Sunday, January 16, 2005
Meanwhile in the red corner
Labour of course, have their own problems. These are illustrated perfectly today, with the news that General Election supremo, Alan Milburn, is seeking to wrap his party in Tory clothes once more by a massive extension of the right to buy so as to boost home ownership. The UK already has one of the highest levels of home ownership in Europe but it also has a number of other social problems as well, including growing homelessness and a massive shortage of affordable housing.
This policy will not only set Alan Milburn on a collision course with Deputy Prime Minister, John Prescott, but with the Welsh Assembly Government as well. Wales Labour, supported by the Welsh Liberal Democrats and Plaid Cymru, have been seeking restrictions on the right to buy in high demand areas. We have also asked for viable alternatives to stock transfer, so as to give tenants the choice of keeping the local Council as their landlord. Both of these require the consent of the UK Government. If Labour are now saying that they will set an agenda on housing at odds to these requests, whilst at the same time refusing Wales the powers to go their own way, then they will be making things very difficult for themselves indeed.
Of course, housing tends to be very low on the political radar in General Elections (and most of the rest of the time for that matter), but the issue of powers will be a key one in Wales and will attract a lot of media time. Equally, a great many people will vote according to their perception of how well the Government is doing on education and health. I have already dealt with health at great length in the last week, but things are not so rosy on the education front either.
This report makes it clear that student loans, tuition fees and growing levels of debt are driving the poorest students away from Higher Education and making it the preserve of the more affluent once more. The article states that 'between the early 1980s and late 1990s, the proportion of children from the richest quarter of families who had completed a degree by the age of 23 shot up, from 20 per cent to almost half. Over the same period, the number of graduates among the poorest quarter of families crept up from 6 per cent to just 9 per cent.'
This issue is going to have particular resonance in University Towns and marginal constituencies such as Cardiff Central, but it is also going to influence the voting patterns of a large number of people of all ages and class.
The backtracking on international environment targets is not going to play well with many voters either, nor will the lingering issues of trust around the Iraq war, and yet the depressing thing is that the sum impact of these matters will most probably lead to more abstentions than votes for an opposition party.

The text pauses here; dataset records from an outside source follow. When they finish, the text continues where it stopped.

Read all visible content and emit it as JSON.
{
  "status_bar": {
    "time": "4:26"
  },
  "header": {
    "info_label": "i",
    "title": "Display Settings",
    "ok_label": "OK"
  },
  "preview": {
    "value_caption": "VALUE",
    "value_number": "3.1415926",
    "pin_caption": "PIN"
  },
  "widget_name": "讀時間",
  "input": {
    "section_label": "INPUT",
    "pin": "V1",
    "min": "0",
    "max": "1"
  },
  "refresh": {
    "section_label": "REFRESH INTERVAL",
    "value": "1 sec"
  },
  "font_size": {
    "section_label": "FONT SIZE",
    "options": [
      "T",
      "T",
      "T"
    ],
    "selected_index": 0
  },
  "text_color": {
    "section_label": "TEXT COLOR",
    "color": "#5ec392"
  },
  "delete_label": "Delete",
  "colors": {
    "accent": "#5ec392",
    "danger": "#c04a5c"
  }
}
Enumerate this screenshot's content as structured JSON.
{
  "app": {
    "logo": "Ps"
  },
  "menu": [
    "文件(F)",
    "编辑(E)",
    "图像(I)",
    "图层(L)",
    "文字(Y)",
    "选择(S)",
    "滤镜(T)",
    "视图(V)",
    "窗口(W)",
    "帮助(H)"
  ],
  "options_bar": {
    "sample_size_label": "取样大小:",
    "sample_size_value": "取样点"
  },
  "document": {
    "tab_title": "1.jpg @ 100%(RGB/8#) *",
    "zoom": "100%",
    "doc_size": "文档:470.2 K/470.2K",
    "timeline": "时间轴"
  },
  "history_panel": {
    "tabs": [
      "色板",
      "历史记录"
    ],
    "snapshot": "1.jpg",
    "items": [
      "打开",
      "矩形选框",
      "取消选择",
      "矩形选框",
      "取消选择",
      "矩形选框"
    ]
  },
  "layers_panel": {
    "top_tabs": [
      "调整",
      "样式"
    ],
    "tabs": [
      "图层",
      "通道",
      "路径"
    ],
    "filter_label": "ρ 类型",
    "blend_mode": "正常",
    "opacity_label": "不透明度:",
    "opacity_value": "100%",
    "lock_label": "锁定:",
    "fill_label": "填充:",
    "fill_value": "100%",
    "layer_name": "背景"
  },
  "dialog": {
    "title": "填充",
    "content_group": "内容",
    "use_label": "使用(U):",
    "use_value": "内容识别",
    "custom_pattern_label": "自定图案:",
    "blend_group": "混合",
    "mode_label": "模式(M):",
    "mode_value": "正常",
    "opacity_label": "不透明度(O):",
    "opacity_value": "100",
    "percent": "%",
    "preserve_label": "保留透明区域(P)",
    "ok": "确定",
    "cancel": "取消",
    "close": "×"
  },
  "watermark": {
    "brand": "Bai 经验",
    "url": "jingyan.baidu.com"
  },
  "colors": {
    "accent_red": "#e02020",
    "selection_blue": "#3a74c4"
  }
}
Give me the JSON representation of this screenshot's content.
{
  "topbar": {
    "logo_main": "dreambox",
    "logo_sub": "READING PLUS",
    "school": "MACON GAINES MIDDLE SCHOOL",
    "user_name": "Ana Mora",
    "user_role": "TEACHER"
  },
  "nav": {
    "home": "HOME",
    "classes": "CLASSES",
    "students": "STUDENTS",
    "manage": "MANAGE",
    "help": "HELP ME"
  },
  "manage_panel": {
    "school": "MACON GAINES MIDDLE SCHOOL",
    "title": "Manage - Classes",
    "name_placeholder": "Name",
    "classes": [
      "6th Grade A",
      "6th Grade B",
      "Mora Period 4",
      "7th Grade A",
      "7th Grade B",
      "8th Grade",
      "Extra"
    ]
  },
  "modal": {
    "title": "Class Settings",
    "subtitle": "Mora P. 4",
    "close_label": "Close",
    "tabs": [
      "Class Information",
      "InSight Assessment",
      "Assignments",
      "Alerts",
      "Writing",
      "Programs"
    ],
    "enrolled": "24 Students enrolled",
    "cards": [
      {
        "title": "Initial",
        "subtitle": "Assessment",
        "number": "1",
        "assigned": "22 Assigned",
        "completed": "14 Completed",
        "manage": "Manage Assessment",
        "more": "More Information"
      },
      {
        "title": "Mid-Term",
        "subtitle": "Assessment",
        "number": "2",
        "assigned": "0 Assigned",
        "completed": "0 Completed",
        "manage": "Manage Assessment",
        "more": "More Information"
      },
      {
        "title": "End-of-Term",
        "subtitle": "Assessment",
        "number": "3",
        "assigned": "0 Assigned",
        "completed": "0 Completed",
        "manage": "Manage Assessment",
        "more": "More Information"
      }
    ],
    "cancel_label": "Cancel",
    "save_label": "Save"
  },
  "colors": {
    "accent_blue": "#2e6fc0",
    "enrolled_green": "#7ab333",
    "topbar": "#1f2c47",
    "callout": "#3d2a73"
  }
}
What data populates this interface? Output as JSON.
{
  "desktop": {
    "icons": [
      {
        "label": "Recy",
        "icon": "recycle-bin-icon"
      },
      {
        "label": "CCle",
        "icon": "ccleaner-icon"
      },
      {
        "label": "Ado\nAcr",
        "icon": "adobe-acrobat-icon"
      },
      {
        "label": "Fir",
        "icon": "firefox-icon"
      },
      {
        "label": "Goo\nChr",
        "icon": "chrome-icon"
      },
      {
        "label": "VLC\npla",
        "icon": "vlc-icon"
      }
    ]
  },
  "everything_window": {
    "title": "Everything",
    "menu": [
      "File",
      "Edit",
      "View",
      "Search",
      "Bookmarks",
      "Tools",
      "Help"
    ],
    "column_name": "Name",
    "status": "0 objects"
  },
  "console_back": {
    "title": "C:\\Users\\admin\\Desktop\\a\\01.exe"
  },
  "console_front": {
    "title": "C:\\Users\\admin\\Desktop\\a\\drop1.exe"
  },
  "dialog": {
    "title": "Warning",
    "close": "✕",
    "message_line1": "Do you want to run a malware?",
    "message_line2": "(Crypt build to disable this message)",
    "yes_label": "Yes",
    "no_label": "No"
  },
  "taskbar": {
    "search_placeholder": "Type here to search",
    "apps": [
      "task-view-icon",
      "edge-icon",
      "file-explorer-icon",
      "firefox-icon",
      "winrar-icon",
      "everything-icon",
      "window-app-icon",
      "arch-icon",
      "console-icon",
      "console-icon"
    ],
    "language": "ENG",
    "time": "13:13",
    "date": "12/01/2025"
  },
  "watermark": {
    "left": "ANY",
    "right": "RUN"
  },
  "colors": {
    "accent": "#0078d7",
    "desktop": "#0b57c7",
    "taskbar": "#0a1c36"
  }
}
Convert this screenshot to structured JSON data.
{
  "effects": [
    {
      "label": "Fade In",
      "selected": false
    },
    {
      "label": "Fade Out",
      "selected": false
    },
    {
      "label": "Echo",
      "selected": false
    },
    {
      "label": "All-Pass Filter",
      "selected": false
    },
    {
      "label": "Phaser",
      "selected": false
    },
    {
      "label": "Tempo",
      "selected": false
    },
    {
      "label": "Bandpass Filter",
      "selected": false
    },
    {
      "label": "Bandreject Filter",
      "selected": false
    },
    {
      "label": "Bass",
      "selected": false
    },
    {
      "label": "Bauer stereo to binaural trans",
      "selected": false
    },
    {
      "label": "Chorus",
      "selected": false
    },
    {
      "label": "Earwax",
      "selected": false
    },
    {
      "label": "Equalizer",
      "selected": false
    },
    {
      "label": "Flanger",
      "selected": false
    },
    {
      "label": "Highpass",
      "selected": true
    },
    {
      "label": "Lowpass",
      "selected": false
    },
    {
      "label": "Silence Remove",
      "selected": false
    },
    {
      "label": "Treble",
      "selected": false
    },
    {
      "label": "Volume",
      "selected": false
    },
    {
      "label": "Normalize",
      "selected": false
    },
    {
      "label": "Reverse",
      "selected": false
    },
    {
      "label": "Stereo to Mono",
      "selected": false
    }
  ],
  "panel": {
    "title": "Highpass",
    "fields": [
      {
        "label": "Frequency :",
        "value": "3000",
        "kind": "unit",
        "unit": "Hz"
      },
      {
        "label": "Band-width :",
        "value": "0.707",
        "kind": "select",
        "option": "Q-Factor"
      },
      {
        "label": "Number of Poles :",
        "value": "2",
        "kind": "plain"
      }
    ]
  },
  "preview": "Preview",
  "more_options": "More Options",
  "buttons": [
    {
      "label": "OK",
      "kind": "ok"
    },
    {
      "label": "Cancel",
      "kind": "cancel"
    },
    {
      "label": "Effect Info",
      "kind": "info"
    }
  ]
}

We will do our best obviously to make our arguments count and to work against that trend but at the end of the day, the key issue that will decide the General Election is how many of these disenchanted people will vote and in which constituencies they seek to register their views through the ballot box in any numbers.
This policy will not only set Alan Milburn on a collision course with Deputy Prime Minister, John Prescott, but with the Welsh Assembly Government as well. Wales Labour, supported by the Welsh Liberal Democrats and Plaid Cymru, have been seeking restrictions on the right to buy in high demand areas. We have also asked for viable alternatives to stock transfer, so as to give tenants the choice of keeping the local Council as their landlord. Both of these require the consent of the UK Government. If Labour are now saying that they will set an agenda on housing at odds to these requests, whilst at the same time refusing Wales the powers to go their own way, then they will be making things very difficult for themselves indeed.
Of course, housing tends to be very low on the political radar in General Elections (and most of the rest of the time for that matter), but the issue of powers will be a key one in Wales and will attract a lot of media time. Equally, a great many people will vote according to their perception of how well the Government is doing on education and health. I have already dealt with health at great length in the last week, but things are not so rosy on the education front either.
This report makes it clear that student loans, tuition fees and growing levels of debt are driving the poorest students away from Higher Education and making it the preserve of the more affluent once more. The article states that 'between the early 1980s and late 1990s, the proportion of children from the richest quarter of families who had completed a degree by the age of 23 shot up, from 20 per cent to almost half. Over the same period, the number of graduates among the poorest quarter of families crept up from 6 per cent to just 9 per cent.'
This issue is going to have particular resonance in University Towns and marginal constituencies such as Cardiff Central, but it is also going to influence the voting patterns of a large number of people of all ages and class.
The backtracking on international environment targets is not going to play well with many voters either, nor will the lingering issues of trust around the Iraq war, and yet the depressing thing is that the sum impact of these matters will most probably lead to more abstentions than votes for an opposition party. We will do our best obviously to make our arguments count and to work against that trend but at the end of the day, the key issue that will decide the General Election is how many of these disenchanted people will vote and in which constituencies they seek to register their views through the ballot box in any numbers.